Dis-moi comment tu bouges et je te dirai qui tu es ! Montée par deux jeunes commissaires inventifs et sélectifs, Raphaël Pirenne et Yoann Van Parys, l’exposition "Le modèle a bougé" est déjà une réussite dès lors que, sans surcharger sa mise pourtant dès l’abord passionnante, elle se satisfait de distiller ses œuvres avec la parcimonie qui caractérise, aujourd’hui, les bons rendez-vous. Les confrontations ciblées et successives entre modernes et contemporains éclairent astucieusement le propos et le passage de l’une à l’autre se fait, heureux constat, sans que l’œil ne sache où donner de la rétine tant il y aurait à voir dans la confusion. Pas de ça, en effet, mais une demi-douzaine ou à peine plus de pièces par salle, et sur des murs blancs qui renvoient adéquatement la lumière et donnent à l’ensemble son allure de démonstration sensible et justement pensée. Le catalogue, nourri d’essais de Raphaël Pirenne, Xavier Canonne et Olivier Mignon, conforte la sensation d’avoir affaire ici à une manifestation qui, sans forfanterie, vise au cœur même de la préoccupation de maints artistes lorsqu’il s’agit pour eux d’explorer l’être humain, organe vivant de l’existence.

Point de départ de l’opération, une remarque amusée, peut-être perfide, qu’aurait fait le grand Degas à propos de son contemporain Eugène Carrière, adepte du flou en peignant des portraits : "Le modèle a (encore) bougé !" Et une photo d’Henri Cartier-Bresson fait office de mise en bouche visuelle : bien connue et datant de 1961, elle nous montre un Giacometti tout flou, en plein effort pour disposer ses sculptures dans un espace d’exposition. Elle témoigne du mouvement que toute œuvre d’art s’efforce de véhiculer et tombe à pic quand on sait combien cet artiste d’exception traquait, dans son œuvre comme dans sa présentation publique, au point de n’en être jamais satisfait, l’image intérieure qu’il se faisait de ses modèles et de leur rendu.

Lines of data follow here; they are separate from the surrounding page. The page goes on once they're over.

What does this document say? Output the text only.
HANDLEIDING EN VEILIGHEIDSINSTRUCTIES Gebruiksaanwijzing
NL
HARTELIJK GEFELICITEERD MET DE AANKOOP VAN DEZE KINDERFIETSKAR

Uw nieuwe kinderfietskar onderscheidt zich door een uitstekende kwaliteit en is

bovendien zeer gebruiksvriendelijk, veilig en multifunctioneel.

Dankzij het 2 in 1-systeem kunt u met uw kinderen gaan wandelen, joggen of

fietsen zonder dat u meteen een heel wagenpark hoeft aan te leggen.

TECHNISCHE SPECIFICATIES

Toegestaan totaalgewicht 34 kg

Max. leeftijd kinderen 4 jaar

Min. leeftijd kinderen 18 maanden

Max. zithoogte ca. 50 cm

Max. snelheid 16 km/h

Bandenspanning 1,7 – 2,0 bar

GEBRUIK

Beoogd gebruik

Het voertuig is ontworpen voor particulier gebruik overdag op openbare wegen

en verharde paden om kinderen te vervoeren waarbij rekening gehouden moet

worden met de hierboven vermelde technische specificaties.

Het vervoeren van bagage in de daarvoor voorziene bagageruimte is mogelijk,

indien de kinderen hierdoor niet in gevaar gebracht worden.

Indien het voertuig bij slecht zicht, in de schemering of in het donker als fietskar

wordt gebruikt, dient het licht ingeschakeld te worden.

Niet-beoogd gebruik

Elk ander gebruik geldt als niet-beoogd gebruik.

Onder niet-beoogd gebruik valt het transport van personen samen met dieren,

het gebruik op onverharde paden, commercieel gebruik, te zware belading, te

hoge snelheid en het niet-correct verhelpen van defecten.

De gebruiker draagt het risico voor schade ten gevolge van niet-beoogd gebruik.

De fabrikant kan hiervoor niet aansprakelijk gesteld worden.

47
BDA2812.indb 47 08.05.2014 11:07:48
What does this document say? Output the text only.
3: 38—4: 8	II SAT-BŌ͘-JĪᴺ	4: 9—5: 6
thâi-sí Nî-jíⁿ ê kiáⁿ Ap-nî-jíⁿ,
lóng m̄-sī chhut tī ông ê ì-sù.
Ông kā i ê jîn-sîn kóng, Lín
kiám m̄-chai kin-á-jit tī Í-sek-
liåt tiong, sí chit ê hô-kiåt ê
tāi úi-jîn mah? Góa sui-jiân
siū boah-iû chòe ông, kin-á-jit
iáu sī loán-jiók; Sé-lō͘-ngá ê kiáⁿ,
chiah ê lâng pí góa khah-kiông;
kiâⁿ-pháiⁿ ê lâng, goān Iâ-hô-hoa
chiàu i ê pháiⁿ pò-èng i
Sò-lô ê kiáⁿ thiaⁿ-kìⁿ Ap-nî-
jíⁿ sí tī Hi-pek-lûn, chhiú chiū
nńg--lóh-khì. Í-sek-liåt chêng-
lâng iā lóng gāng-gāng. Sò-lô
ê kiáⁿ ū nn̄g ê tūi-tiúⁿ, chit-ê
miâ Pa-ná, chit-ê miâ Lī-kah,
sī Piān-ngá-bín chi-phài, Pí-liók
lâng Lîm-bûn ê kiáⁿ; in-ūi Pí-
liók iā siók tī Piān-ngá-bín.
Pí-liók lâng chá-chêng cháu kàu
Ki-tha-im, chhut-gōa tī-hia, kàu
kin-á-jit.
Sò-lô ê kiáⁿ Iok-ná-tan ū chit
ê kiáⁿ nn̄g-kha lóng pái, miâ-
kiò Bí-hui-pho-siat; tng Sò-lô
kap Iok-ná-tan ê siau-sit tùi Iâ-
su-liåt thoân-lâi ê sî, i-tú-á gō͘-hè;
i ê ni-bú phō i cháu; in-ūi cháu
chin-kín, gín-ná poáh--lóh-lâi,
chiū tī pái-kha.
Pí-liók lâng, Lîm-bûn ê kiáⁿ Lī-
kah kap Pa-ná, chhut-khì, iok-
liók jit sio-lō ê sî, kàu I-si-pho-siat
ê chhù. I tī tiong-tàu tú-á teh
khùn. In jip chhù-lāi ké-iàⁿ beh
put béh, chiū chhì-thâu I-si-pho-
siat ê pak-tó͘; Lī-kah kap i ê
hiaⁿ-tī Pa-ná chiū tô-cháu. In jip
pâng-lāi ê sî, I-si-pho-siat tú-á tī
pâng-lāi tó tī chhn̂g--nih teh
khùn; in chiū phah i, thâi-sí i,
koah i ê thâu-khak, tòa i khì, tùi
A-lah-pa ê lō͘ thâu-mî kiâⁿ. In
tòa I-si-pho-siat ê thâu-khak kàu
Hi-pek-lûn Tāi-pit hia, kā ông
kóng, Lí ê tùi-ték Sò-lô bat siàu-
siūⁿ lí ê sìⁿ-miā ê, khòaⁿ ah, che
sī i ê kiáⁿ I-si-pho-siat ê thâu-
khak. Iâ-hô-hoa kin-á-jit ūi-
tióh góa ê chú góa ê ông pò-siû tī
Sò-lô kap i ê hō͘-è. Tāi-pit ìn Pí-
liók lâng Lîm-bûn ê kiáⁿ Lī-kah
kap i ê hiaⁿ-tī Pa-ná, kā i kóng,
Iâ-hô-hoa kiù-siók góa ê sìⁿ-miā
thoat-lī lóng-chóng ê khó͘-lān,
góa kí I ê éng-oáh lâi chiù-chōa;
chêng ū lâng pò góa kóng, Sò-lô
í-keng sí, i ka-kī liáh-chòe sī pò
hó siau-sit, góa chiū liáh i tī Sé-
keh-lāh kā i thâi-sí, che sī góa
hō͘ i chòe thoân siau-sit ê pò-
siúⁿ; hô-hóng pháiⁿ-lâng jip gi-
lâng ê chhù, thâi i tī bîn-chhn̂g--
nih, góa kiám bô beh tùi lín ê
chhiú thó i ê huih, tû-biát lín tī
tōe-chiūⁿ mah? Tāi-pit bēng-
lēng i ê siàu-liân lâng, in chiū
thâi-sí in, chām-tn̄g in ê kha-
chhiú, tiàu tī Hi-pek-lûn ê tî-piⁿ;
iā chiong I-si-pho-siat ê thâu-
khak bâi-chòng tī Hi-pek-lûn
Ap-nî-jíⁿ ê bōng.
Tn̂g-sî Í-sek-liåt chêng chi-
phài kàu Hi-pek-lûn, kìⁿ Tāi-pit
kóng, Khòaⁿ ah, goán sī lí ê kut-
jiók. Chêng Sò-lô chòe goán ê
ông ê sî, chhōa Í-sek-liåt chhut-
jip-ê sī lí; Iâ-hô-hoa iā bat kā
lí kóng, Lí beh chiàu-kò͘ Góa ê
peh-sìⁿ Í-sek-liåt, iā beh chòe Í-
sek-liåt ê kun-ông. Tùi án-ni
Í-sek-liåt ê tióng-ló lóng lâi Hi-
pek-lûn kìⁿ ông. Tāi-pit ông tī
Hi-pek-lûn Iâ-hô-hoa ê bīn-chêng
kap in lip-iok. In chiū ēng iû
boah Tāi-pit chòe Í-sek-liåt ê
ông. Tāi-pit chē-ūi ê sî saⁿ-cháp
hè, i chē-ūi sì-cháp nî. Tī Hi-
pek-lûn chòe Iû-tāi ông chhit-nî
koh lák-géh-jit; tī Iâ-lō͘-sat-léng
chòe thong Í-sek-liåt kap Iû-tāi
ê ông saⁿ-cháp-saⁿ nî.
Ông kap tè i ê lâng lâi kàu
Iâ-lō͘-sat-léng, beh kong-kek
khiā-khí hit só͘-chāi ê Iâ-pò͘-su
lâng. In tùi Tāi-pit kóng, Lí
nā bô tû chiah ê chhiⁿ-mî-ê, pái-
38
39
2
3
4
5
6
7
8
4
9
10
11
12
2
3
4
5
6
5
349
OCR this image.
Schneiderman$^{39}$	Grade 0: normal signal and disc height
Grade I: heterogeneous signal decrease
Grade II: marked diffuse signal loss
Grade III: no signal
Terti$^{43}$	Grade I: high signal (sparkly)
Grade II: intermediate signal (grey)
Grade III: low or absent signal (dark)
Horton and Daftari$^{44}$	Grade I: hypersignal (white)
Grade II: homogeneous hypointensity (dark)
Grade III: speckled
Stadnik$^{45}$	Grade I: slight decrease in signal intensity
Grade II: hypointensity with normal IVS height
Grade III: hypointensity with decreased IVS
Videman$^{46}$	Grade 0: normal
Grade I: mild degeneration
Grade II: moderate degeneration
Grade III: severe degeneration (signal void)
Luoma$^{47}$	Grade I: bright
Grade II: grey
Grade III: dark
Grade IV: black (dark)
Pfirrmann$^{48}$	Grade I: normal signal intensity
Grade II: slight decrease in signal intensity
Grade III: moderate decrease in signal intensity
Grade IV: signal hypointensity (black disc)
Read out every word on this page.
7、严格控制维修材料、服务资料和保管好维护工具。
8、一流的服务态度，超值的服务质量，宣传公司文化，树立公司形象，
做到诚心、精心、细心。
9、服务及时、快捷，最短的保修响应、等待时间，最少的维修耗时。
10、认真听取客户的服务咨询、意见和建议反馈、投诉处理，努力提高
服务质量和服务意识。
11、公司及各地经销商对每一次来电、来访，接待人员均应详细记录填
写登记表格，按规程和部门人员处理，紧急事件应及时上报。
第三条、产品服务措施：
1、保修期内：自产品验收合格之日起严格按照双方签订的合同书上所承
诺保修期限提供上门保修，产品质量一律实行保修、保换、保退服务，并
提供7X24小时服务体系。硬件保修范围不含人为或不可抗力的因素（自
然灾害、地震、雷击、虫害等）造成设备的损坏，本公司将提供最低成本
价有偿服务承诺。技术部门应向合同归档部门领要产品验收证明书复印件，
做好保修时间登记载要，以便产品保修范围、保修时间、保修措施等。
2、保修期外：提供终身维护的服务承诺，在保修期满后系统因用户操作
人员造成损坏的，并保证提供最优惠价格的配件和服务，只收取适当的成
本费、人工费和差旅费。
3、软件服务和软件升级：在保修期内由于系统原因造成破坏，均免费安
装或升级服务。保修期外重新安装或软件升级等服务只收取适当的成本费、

Le mouvement est au cœur du débat de la première salle avec un cliché spirituel et savant d’Eliot Elisofon, "Marcel Duchamp descendant l’escalier" (1954), un autre de Duane Michals dévoilant un Magritte en demi-teinte en surimpression de son chevalet (1965), ou encore une vidéo de 1994 de Gillian Wearing, "Dancing in Peckam", pour exprimer la danse telle qu’elle se vit envers et contre tout. Evoquant le modèle, et chaque visiteur est convié à se situer par rapport au problème, l’exposition vise en fait beaucoup plus large et questionne l’œuvre d’art en ses assises mêmes.

Il y est successivement question : du peintre et de son modèle bien sûr, du rapport entre peinture et photographie, de la place et de la présence du modèle dans l’atelier, des corps en mouvement, de l’identité du modèle, qui suppose différences et recoupements. Trente-sept artistes sont de la partie et près de nonante œuvres la diversifient et la complètent au fil des six thématiques du parcours. L’éventail proposé brasse large et s’articule entre un "Portrait de Madame Carrière" peint par son mari entre 1849 et 1906, une "Etude de mouvement pendant une lutte" signée Edward Muybridge vers 1890, et de très solides et vibrantes "Etudes de nu" de Bernard Gaube, peintes en 2002.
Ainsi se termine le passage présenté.